Although the first notion on the deviation from the Gompertz law at advanced ages were made by Gompertz himself in 1825, the first article specifically devoted to the problem of mortality at advanced ages was published in 1939 by British researchers Greenwood and Irwin:

This 1939 article correctly describes and forestalls the main specific regularities of mortality at advanced ages.
The first important finding was formulated by Greenwood and Irwin in the following way: "…the increase of mortality rate with age advances at a slackening rate, that nearly all, perhaps all, methods of graduation of the type of Gompertz's formula over-state senile mortality" (Greenwood, Irwin, 1939, p.14).  This observation is known now as the "late-life mortality deceleration."

The authors also suggested "the possibility that with advancing age the rate of mortality asymptotes to a finite value" (Greenwood, Irwin, 1939, p.14).  Their conclusion that mortality at exceptionally high ages follows a first order kinetics (also known as the law of radioactive decay) was confirmed later by other researchers, including A.C. Economos (see below), who demonstrated the correctness of this law for humans and laboratory animals.  This observation is known now as the "mortality leveling-off" at advanced ages, and as the "late-life mortality plateau."

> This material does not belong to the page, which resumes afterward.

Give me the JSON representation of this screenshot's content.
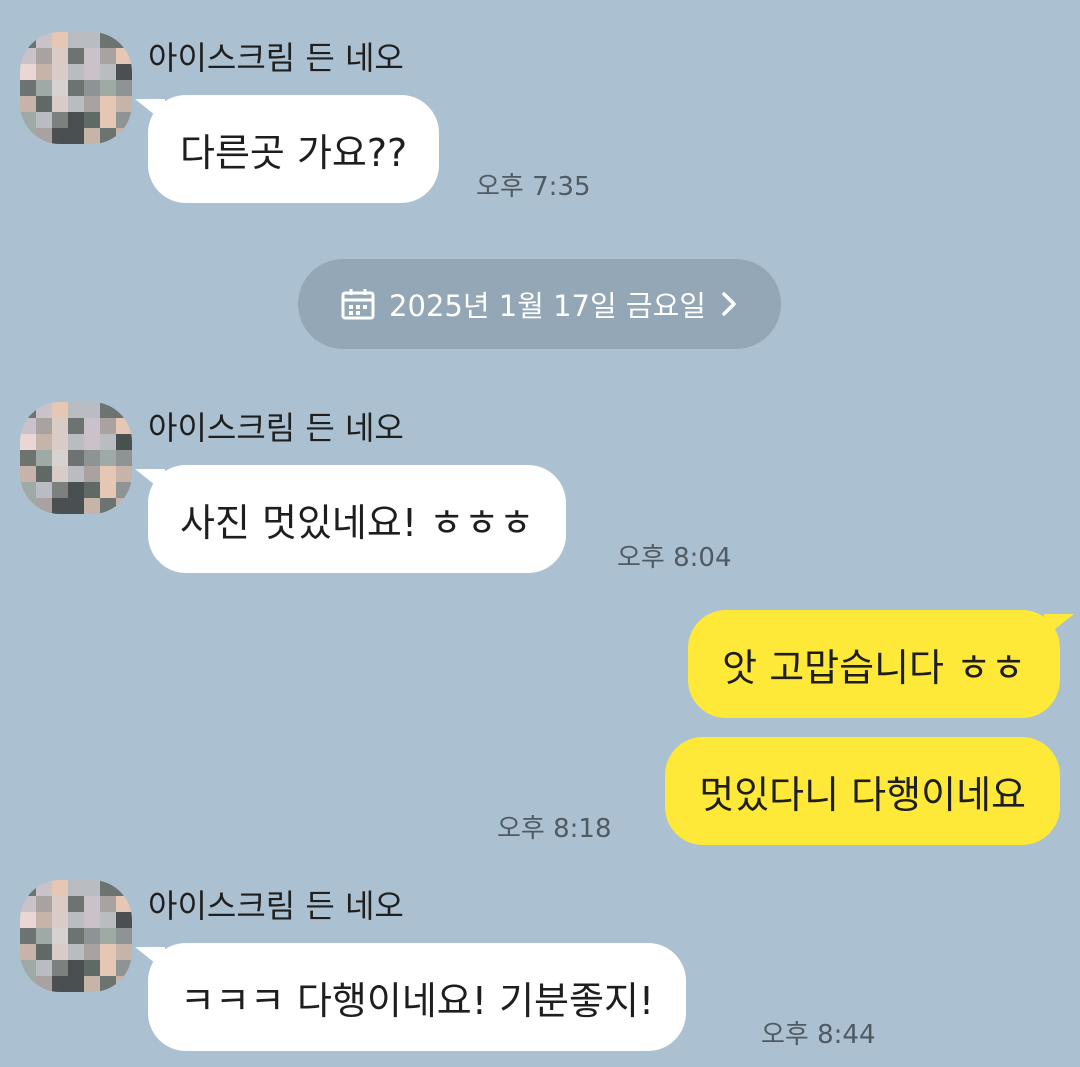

Moreover, Greenwood and Irwin made the first estimates for the asymptotic value of human mortality (one-year probability of death, qx) at extreme ages using data from the life insurance company.  According to their estimates, "… the limiting values of  qx  are 0.439 for women and 0.544 for men" (Greenwood and Irwin, 1939, p.21).  It is interesting that these first estimates are very close to estimates obtained later using more numerous and accurate human data including recent data on supercentenarians (those who survive to age 110).


Mortality leveling-off in animals and manufactured items

Angelos Economos was the first researcher who described mortality leveling-off in animals and manufactured products.   He demonstrated mortality leveling-off at advanced ages for invertebrates (including fruit flies and house flies), rodents, and several manufactured products:

After study of mortality kinetics for many biological species A. Economos came to the following conclusion: "...Gompertz's law is only an approximation, not valid over a certain terminal part of the lifespan, during which force of mortality levels off." (Economos, 1980, p.317, abstract).  The phenomenon of mortality leveling-off at advanced ages he called "a non-Gompertzian paradigm for mortality kinetics."